Concernant toujours la prévention, pardonnez-moi de le rappeler encore une fois, notre proposition de loi initiale faisait justement de la prévention le coeur même d'un dispositif global.

Punir sévèrement est nécessaire ; informer, éduquer, et donc prévenir les violences est encore mieux, d'autant que celles-ci ne régressent pas, particulièrement chez les jeunes.

Ainsi, il est nécessaire d'aller au-delà de la seule sensibilisation des adultes et de prévenir les comportements sexistes entre filles et garçons dès l'enfance, et donc dès l'école, puis au collège et au lycée, par l'éducation non seulement au respect de l'autre, mais aussi plus spécifiquement au respect de l'autre sexe.

Je reste convaincu que notre droit doit prendre en compte cette nécessité afin de mieux mobiliser la communauté scolaire, car c'est là l'un des points de départ pour contribuer à favoriser l'évolution des mentalités.

Cela valait donc bien un complément explicite au code de l'éducation, dans la mesure où nous voulons vraiment inscrire notre action dans la durée.

Mais le Sénat, dans sa majorité, ne nous a pas suivis, au prétexte que nos amendements seraient déjà satisfaits par certaines dispositions du code de l'éducation.

Il n'y a rien de redondant à inscrire dans ce code qu'une information sur le respect de l'autre sexe, sur la violence, les propos sexistes et leurs conséquences, doit être également dispensée.
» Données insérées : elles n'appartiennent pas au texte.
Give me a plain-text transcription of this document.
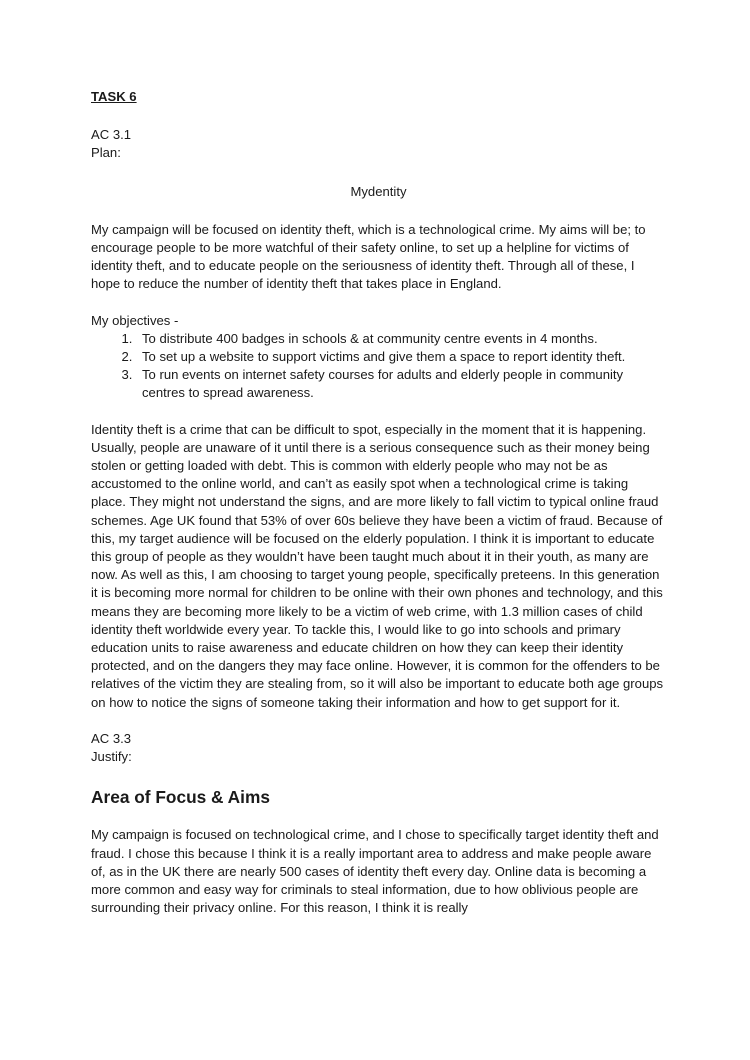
TASK 6

AC 3.1

Plan:

Mydentity

My campaign will be focused on identity theft, which is a technological crime. My aims will be; to encourage people to be more watchful of their safety online, to set up a helpline for victims of identity theft, and to educate people on the seriousness of identity theft. Through all of these, I hope to reduce the number of identity theft that takes place in England.

My objectives -

1. To distribute 400 badges in schools & at community centre events in 4 months.
2. To set up a website to support victims and give them a space to report identity theft.
3. To run events on internet safety courses for adults and elderly people in community centres to spread awareness.

Identity theft is a crime that can be difficult to spot, especially in the moment that it is happening. Usually, people are unaware of it until there is a serious consequence such as their money being stolen or getting loaded with debt. This is common with elderly people who may not be as accustomed to the online world, and can’t as easily spot when a technological crime is taking place. They might not understand the signs, and are more likely to fall victim to typical online fraud schemes. Age UK found that 53% of over 60s believe they have been a victim of fraud. Because of this, my target audience will be focused on the elderly population. I think it is important to educate this group of people as they wouldn’t have been taught much about it in their youth, as many are now. As well as this, I am choosing to target young people, specifically preteens. In this generation it is becoming more normal for children to be online with their own phones and technology, and this means they are becoming more likely to be a victim of web crime, with 1.3 million cases of child identity theft worldwide every year. To tackle this, I would like to go into schools and primary education units to raise awareness and educate children on how they can keep their identity protected, and on the dangers they may face online. However, it is common for the offenders to be relatives of the victim they are stealing from, so it will also be important to educate both age groups on how to notice the signs of someone taking their information and how to get support for it.

AC 3.3

Justify:

Area of Focus & Aims

My campaign is focused on technological crime, and I chose to specifically target identity theft and fraud. I chose this because I think it is a really important area to address and make people aware of, as in the UK there are nearly 500 cases of identity theft every day. Online data is becoming a more common and easy way for criminals to steal information, due to how oblivious people are surrounding their privacy online. For this reason, I think it is really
Non, il n'y a rien là de redondant, puisque cette disposition n'est pas explicitement affichée dans le code de l'éducation.

Je crois savoir qu'à l'Assemblée nationale le débat a surtout porté sur le fait que les dispositions ainsi proposées par amendements étaient de nature réglementaire. Je crois me souvenir aussi que le législateur n'a pas eu de tels états d'âme lors de l'examen de la loi Fillon.

Vous avez par ailleurs, madame la ministre délégué, proposé, en liaison avec le ministère de l'éducation nationale, de donner à ce texte, une fois adopté, la publicité la plus large.

C'est une excellente idée qu'il sera très utile de mettre en oeuvre, et nous espérons que vous nous le confirmerez ici même. Cela dit, une telle campagne de sensibilisation ne sera que ponctuelle. Or, je le redis, il nous faut nous inscrire dans la durée et, jusqu'à preuve du contraire, il n'y a pas pour ce faire de meilleure garantie que celle qu'apporte la loi.

Nous défendrons donc un amendement fixant un cadre, tout en renvoyant au décret le soin de fixer les modalités et le contenu.

Nous reviendrons aussi sur la question relative à la formation des personnels médicaux, de police et de gendarmerie, ainsi que des magistrats et des avocats.

De même, et c'est là un autre sujet, peut-être faudrait-il également veiller à ce que les émissions publicitaires ne contiennent aucune incitation à la violence et aucune image dégradante de la femme.